Which Tool Type for Which Application?
Cold forming is not a one-size-fits-all process – depending on part requirements, production volume, and complexity, different tooling systems are used. But the choice of tool isn’t just about the part itself; it also heavily depends on the available press systems in the plant. Here's an overview of the three most important types:
Progressive Dies – The Pace-Setter for Simple Parts and High Volumes
With progressive dies, everything follows a clear sequence: with each press stroke, the part moves to the next stage – cutting, then punching, bending, or embossing. Each operation happens step by step, station by station. If the part geometry and process allow, multiple forming steps can even be combined in one station – for example, forming and trimming in one go. The sheet metal is fed directly from a coil and pulled into the tool as a continuous strip. This strip automatically transports the part from one forming stage to the next. Only at the very end is the finished part separated from the strip and ejected.

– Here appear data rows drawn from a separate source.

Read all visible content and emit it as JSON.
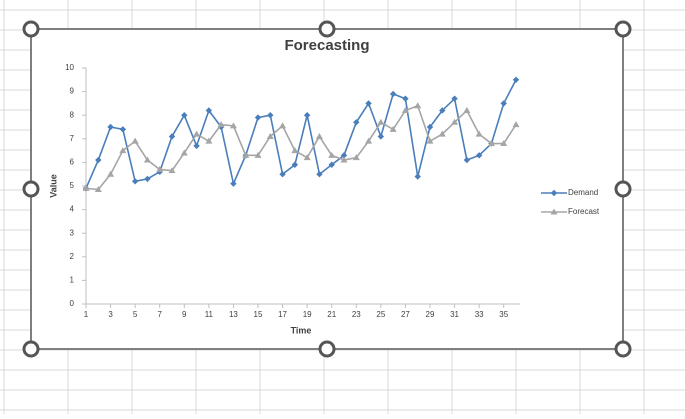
{
  "chart_data": {
    "type": "line",
    "title": "Forecasting",
    "x_label": "Time",
    "y_label": "Value",
    "x": [
      1,
      2,
      3,
      4,
      5,
      6,
      7,
      8,
      9,
      10,
      11,
      12,
      13,
      14,
      15,
      16,
      17,
      18,
      19,
      20,
      21,
      22,
      23,
      24,
      25,
      26,
      27,
      28,
      29,
      30,
      31,
      32,
      33,
      34,
      35,
      36
    ],
    "series": [
      {
        "name": "Demand",
        "color": "#4a7ebb",
        "marker": "diamond",
        "values": [
          4.9,
          6.1,
          7.5,
          7.4,
          5.2,
          5.3,
          5.6,
          7.1,
          8.0,
          6.7,
          8.2,
          7.5,
          5.1,
          6.3,
          7.9,
          8.0,
          5.5,
          5.9,
          8.0,
          5.5,
          5.9,
          6.3,
          7.7,
          8.5,
          7.1,
          8.9,
          8.7,
          5.4,
          7.5,
          8.2,
          8.7,
          6.1,
          6.3,
          6.8,
          8.5,
          9.5
        ]
      },
      {
        "name": "Forecast",
        "color": "#a5a5a5",
        "marker": "triangle",
        "values": [
          4.9,
          4.85,
          5.5,
          6.5,
          6.9,
          6.1,
          5.7,
          5.65,
          6.4,
          7.2,
          6.9,
          7.6,
          7.55,
          6.3,
          6.3,
          7.1,
          7.55,
          6.5,
          6.2,
          7.1,
          6.3,
          6.1,
          6.2,
          6.9,
          7.7,
          7.4,
          8.2,
          8.4,
          6.9,
          7.2,
          7.7,
          8.2,
          7.2,
          6.8,
          6.8,
          7.6
        ]
      }
    ],
    "xlim": [
      1,
      36
    ],
    "xticks": [
      1,
      3,
      5,
      7,
      9,
      11,
      13,
      15,
      17,
      19,
      21,
      23,
      25,
      27,
      29,
      31,
      33,
      35
    ],
    "ylim": [
      0,
      10
    ],
    "yticks": [
      0,
      1,
      2,
      3,
      4,
      5,
      6,
      7,
      8,
      9,
      10
    ],
    "grid": false,
    "legend": "right"
  }
}
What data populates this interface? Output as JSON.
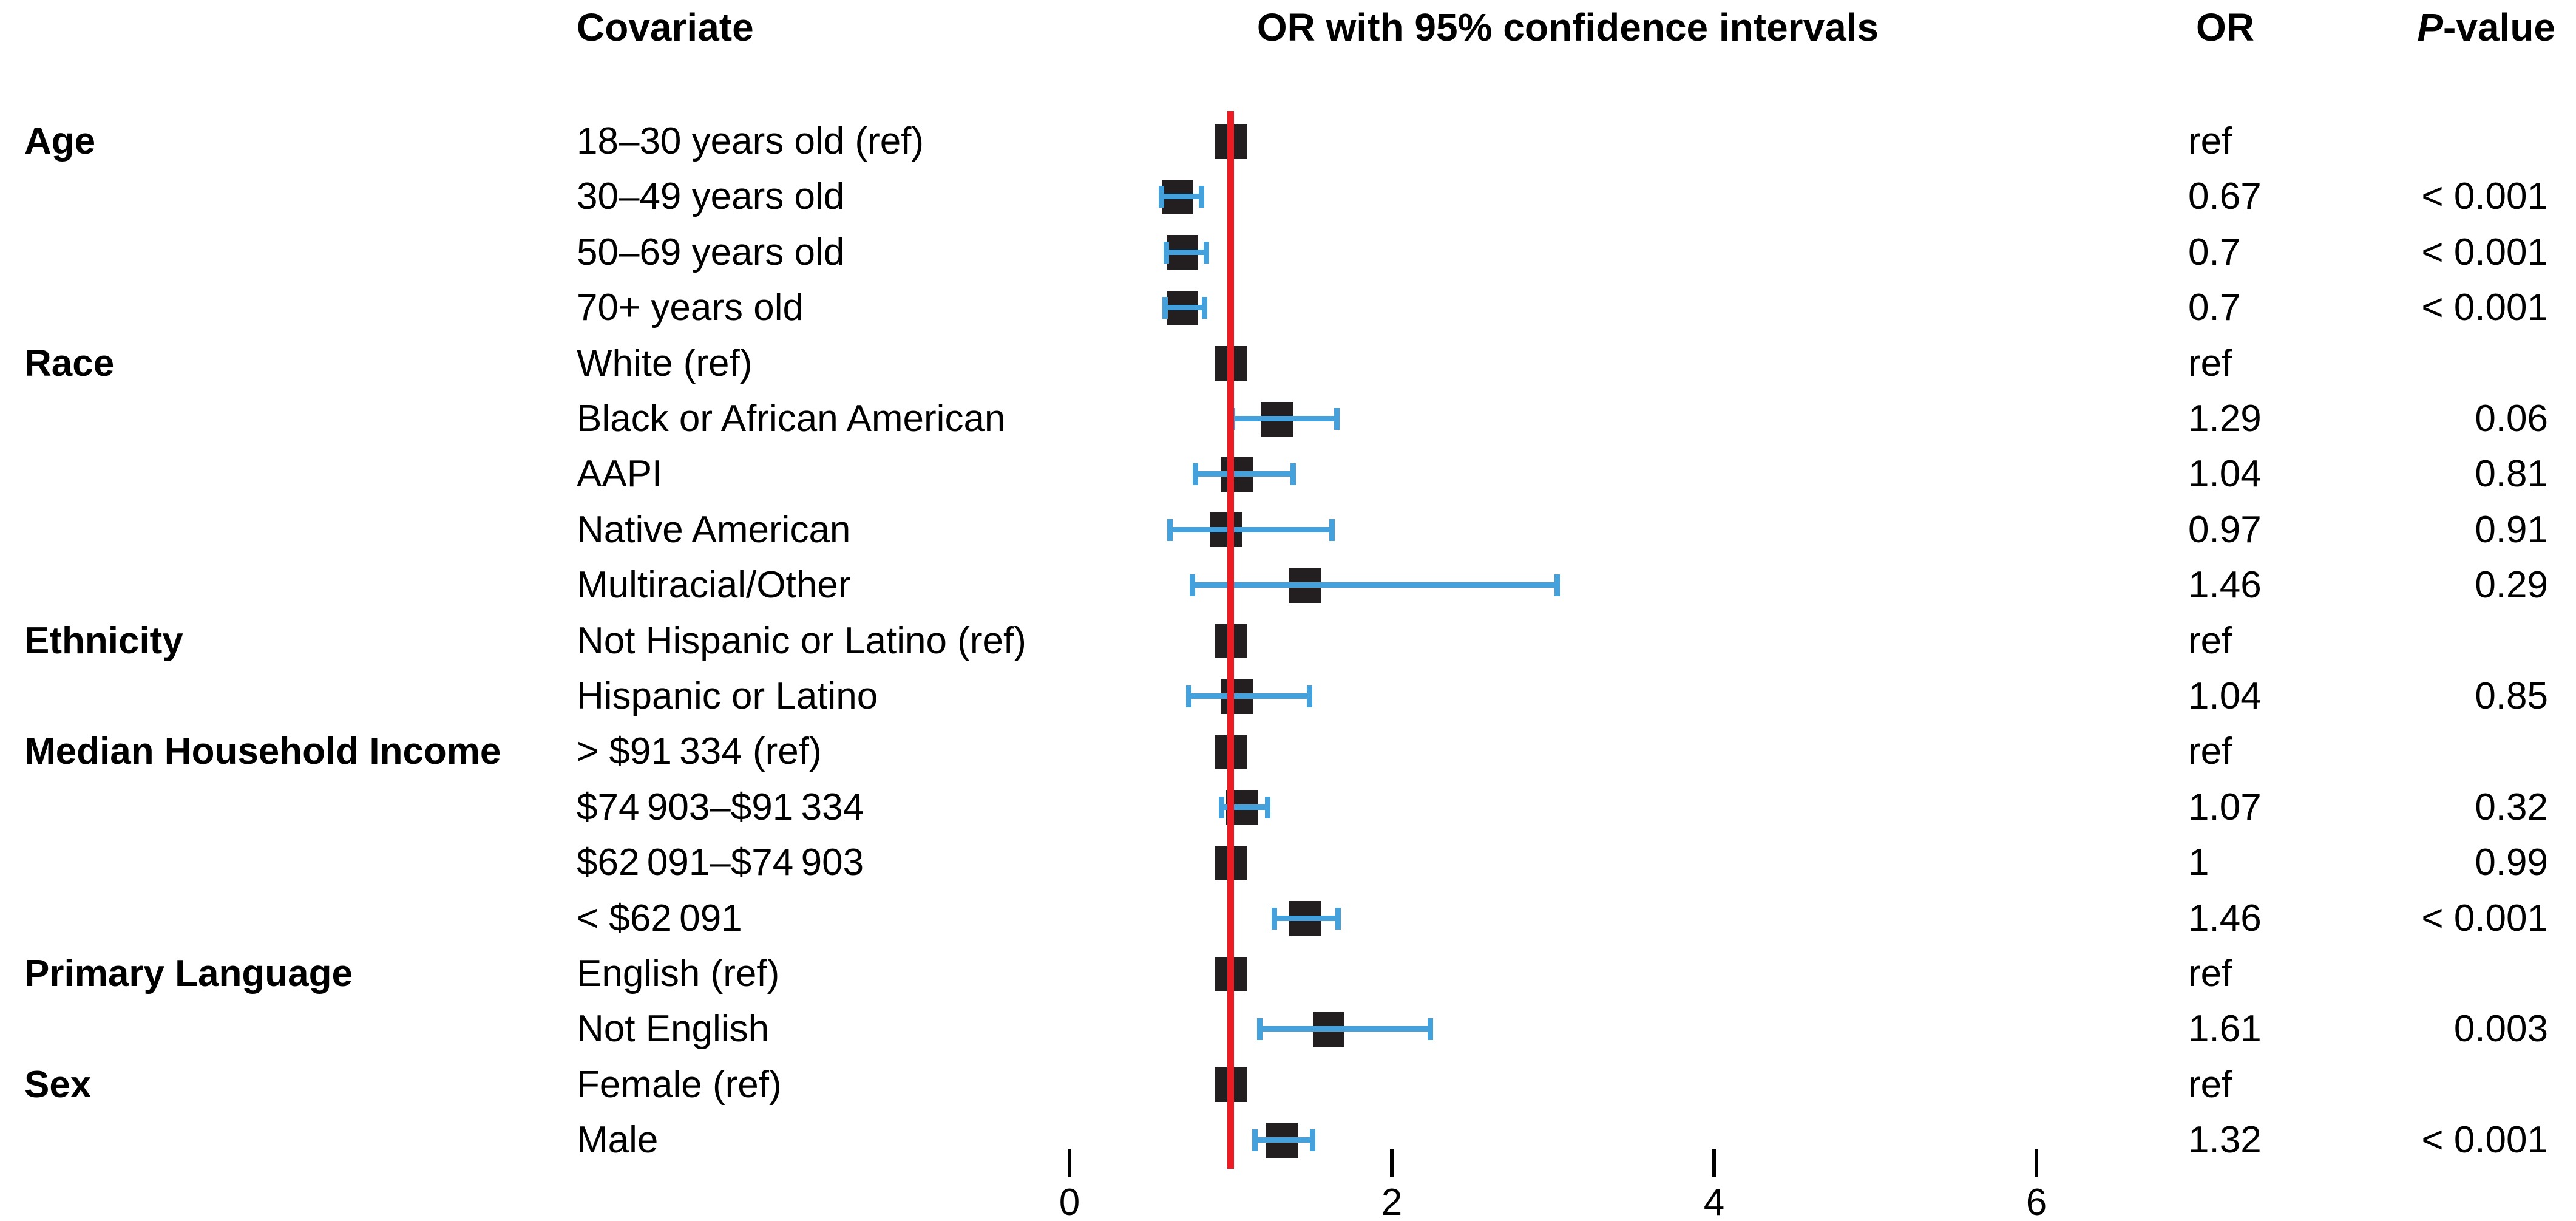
{
  "headers": {
    "covariate": "Covariate",
    "plot": "OR with 95% confidence intervals",
    "or": "OR",
    "p_italic": "P",
    "p_rest": "-value"
  },
  "colors": {
    "marker": "#231f20",
    "whisker": "#45a1dc",
    "ref_line": "#ec1c24"
  },
  "chart_data": {
    "type": "forest",
    "x_ticks": [
      0,
      2,
      4,
      6
    ],
    "x_range": [
      0,
      6.6
    ],
    "ref_line_x": 1,
    "grid": false,
    "rows": [
      {
        "group": "Age",
        "label": "18–30 years old (ref)",
        "or": 1.0,
        "ci": null,
        "or_text": "ref",
        "p_text": ""
      },
      {
        "group": "",
        "label": "30–49 years old",
        "or": 0.67,
        "ci": [
          0.57,
          0.82
        ],
        "or_text": "0.67",
        "p_text": "< 0.001"
      },
      {
        "group": "",
        "label": "50–69 years old",
        "or": 0.7,
        "ci": [
          0.6,
          0.85
        ],
        "or_text": "0.7",
        "p_text": "< 0.001"
      },
      {
        "group": "",
        "label": "70+ years old",
        "or": 0.7,
        "ci": [
          0.59,
          0.84
        ],
        "or_text": "0.7",
        "p_text": "< 0.001"
      },
      {
        "group": "Race",
        "label": "White (ref)",
        "or": 1.0,
        "ci": null,
        "or_text": "ref",
        "p_text": ""
      },
      {
        "group": "",
        "label": "Black or African American",
        "or": 1.29,
        "ci": [
          1.01,
          1.66
        ],
        "or_text": "1.29",
        "p_text": "0.06"
      },
      {
        "group": "",
        "label": "AAPI",
        "or": 1.04,
        "ci": [
          0.78,
          1.39
        ],
        "or_text": "1.04",
        "p_text": "0.81"
      },
      {
        "group": "",
        "label": "Native American",
        "or": 0.97,
        "ci": [
          0.62,
          1.63
        ],
        "or_text": "0.97",
        "p_text": "0.91"
      },
      {
        "group": "",
        "label": "Multiracial/Other",
        "or": 1.46,
        "ci": [
          0.76,
          3.03
        ],
        "or_text": "1.46",
        "p_text": "0.29"
      },
      {
        "group": "Ethnicity",
        "label": "Not Hispanic or Latino (ref)",
        "or": 1.0,
        "ci": null,
        "or_text": "ref",
        "p_text": ""
      },
      {
        "group": "",
        "label": "Hispanic or Latino",
        "or": 1.04,
        "ci": [
          0.74,
          1.49
        ],
        "or_text": "1.04",
        "p_text": "0.85"
      },
      {
        "group": "Median Household Income",
        "label": "> $91 334 (ref)",
        "or": 1.0,
        "ci": null,
        "or_text": "ref",
        "p_text": ""
      },
      {
        "group": "",
        "label": "$74 903–$91 334",
        "or": 1.07,
        "ci": [
          0.94,
          1.23
        ],
        "or_text": "1.07",
        "p_text": "0.32"
      },
      {
        "group": "",
        "label": "$62 091–$74 903",
        "or": 1.0,
        "ci": null,
        "or_text": "1",
        "p_text": "0.99"
      },
      {
        "group": "",
        "label": "< $62 091",
        "or": 1.46,
        "ci": [
          1.27,
          1.67
        ],
        "or_text": "1.46",
        "p_text": "< 0.001"
      },
      {
        "group": "Primary Language",
        "label": "English (ref)",
        "or": 1.0,
        "ci": null,
        "or_text": "ref",
        "p_text": ""
      },
      {
        "group": "",
        "label": "Not English",
        "or": 1.61,
        "ci": [
          1.18,
          2.24
        ],
        "or_text": "1.61",
        "p_text": "0.003"
      },
      {
        "group": "Sex",
        "label": "Female (ref)",
        "or": 1.0,
        "ci": null,
        "or_text": "ref",
        "p_text": ""
      },
      {
        "group": "",
        "label": "Male",
        "or": 1.32,
        "ci": [
          1.15,
          1.51
        ],
        "or_text": "1.32",
        "p_text": "< 0.001"
      }
    ]
  }
}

However, when dealing with highly complex geometries or large part dimensions, this system reaches its limits. Tight space conditions, restricted accessibility, and the fixed strip feed can make certain parts simply unfeasible.
Typically used for:
- Large production volumes
- Simple to moderately complex geometries
- Small to medium-sized parts
- Parts requiring high repeatability
Advantages:
- High output with minimal space requirements
- Very cost-effective for standardized parts
- Process reliability through a continuous operation chain
- Compact design
- Lower press costs due to integrated strip transport
- No separate blank handling required
Transfer Dies – When Things Get Complex
Transfer dies come into play when part geometries are too demanding for traditional progressive die processes – for example, parts with multiple deep-drawing steps, pronounced radii, or asymmetric shapes. Unlike progressive dies, the forming stations in a transfer die setup are physically separated. This allows operations like deep drawing, cutting, punching, or calibrating to be performed one after the other, in a targeted sequence.
Instead of moving a continuous metal strip through the stations, here the individual part is transferred – step by step. This transfer happens fully automatically via a transfer or handling unit, which precisely places the part into the next forming stage. Since each station is specialized for a single operation, complex forming sequences can be better controlled and decoupled.
Typically used for:
- Complex parts with multiple forming stages
- Medium to high production volumes
- Parts with significant deep-drawing requirements or critical geometries
- Materials with challenging forming behavior (e.g. high-strength steels)
Advantages:
- Greater design freedom due to separated forming stations
- High flexibility in part shape and process control
- Automated part transfer ensures stable and reliable processes
- Ideal for demanding forming operations
- Adaptable to material behavior – e.g. targeted springback control
- Cost-efficient for complex geometries and medium to high volumes
Tandem Tools – For Large Parts with High Demands
Sometimes a part is simply too large or too complex to accommodate all forming steps within a single tool – whether due to the part’s dimensions, the required press force, or simply the limited space available in a single press. This is where tandem tools, also known as line dies, come into play.
A tandem tool consists of several interlinked individual tools installed in a series of presses – a so-called press line. Each tool performs a defined step in the process: from initial deep drawing, intermediate reshaping, and punching, to the final trimming. Depending on the process, combinations within a single station are also possible – such as cutting and forming in one stroke.
The part – usually a blank prepared from a coil – is loaded into the first press at the beginning. After each forming step, robots or handling systems transfer the part to the next station. The parts can even be flipped during transfer, which provides additional flexibility in tool design for specific geometries.
Typically used for:
- Large or deep-drawn structural components
- Parts that cannot be manufactured in a single press
- Complex manufacturing processes with multiple forming steps
- Small batches, pre-series, or prototypes requiring adjustments
Advantages:
- High flexibility in tool and process design
- Suitable for larger part dimensions
- Parts can be flipped and repositioned during the process